Fred Richardson, vice president and general manager of the Wang Software Storage Management Group, said the newly acquired division is strengthening Wang's ability to service the work-flow and imaging markets. Federal agencies are being targeted by Wang's federal sales division with regard to Avail HSM products. He added that a federal security agency, unidentified by Richardson for security reasons, is currently conducting beta tests of an Avail HSM product.

"The need for storage has gone through the roof. The federal government is notorious for its ability to generate data. The government, in the process of becoming more efficient, is having to automate," Richardson said.

Richardson said the newly acquired software group is working with Microsoft to provide a storage management software product for Microsoft's upcoming NT software upgrade. In addition to working with Microsoft, Wang is releasing new imaging and work-flow software products that will likely boost the position of Avail storage management software.

"Operating systems have not done a good job managing the data," he said. "Avail gives Wang storage management capability that it didn't have before. Wang is now the leading provider of that technology for NetWare. We've got 75 percent of the NetWare market."

Meanwhile at the EPA, Wang's newly acquired hierarchical storage management technology is relieving EPA employees of manually reviewing and disposing of old or unusable data files. It has also enabled the EPA to automate an archival system that has traditionally required employees to retrieve computer tapes by hand.

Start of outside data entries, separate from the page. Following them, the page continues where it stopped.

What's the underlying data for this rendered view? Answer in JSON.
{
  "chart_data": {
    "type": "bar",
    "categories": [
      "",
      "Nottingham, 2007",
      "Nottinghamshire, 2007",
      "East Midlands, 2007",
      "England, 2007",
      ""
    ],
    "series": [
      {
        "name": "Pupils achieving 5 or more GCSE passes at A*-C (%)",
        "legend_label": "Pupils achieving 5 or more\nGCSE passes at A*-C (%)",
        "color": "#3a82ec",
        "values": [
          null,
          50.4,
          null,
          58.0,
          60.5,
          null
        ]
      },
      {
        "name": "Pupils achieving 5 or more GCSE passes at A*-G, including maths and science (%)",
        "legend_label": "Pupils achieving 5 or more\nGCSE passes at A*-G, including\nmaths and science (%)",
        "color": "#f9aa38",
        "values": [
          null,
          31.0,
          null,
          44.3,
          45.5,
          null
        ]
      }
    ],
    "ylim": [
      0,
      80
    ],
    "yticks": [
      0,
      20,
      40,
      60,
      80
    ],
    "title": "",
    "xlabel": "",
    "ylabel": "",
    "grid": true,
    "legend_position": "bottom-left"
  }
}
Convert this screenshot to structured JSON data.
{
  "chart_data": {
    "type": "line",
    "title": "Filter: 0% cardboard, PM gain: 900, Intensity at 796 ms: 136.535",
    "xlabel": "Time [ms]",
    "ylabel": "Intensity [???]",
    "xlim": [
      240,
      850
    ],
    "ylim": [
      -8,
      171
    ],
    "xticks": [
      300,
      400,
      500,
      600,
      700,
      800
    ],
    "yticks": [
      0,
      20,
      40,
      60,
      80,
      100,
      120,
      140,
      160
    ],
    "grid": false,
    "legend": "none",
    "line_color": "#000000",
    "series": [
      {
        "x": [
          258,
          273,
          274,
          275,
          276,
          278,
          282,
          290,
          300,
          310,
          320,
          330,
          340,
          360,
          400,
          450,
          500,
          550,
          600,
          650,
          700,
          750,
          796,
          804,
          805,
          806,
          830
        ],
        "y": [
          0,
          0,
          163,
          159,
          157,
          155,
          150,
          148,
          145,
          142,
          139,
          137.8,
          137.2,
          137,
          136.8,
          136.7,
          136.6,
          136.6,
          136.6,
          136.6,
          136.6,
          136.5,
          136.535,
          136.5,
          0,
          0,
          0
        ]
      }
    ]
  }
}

"[Avail HSM software] helps us clean up the network. Our system has 1,100 nodes and stores 100 gigabytes of data," said Paul Braunschweig, a senior systems manager in the EPA's Denver office.

"The data management software gets rid of old, outdated files. It's saved us from committing one or two employees to cleaning up the network on a full-time basis."

Braunschweig predicts the data capacity of Denver's EPA regional network will expand to 200 gigabytes by 2000.

Industry analysts say the federal government is a crucial arena for companies seeking to prove that their software effectively manages data storage. "The federal government is clearly a powerhouse of storage. It is a critical market," said Robert Abraham of Freemen Associates Inc., a Santa Barbara, Calif.-based market research firm.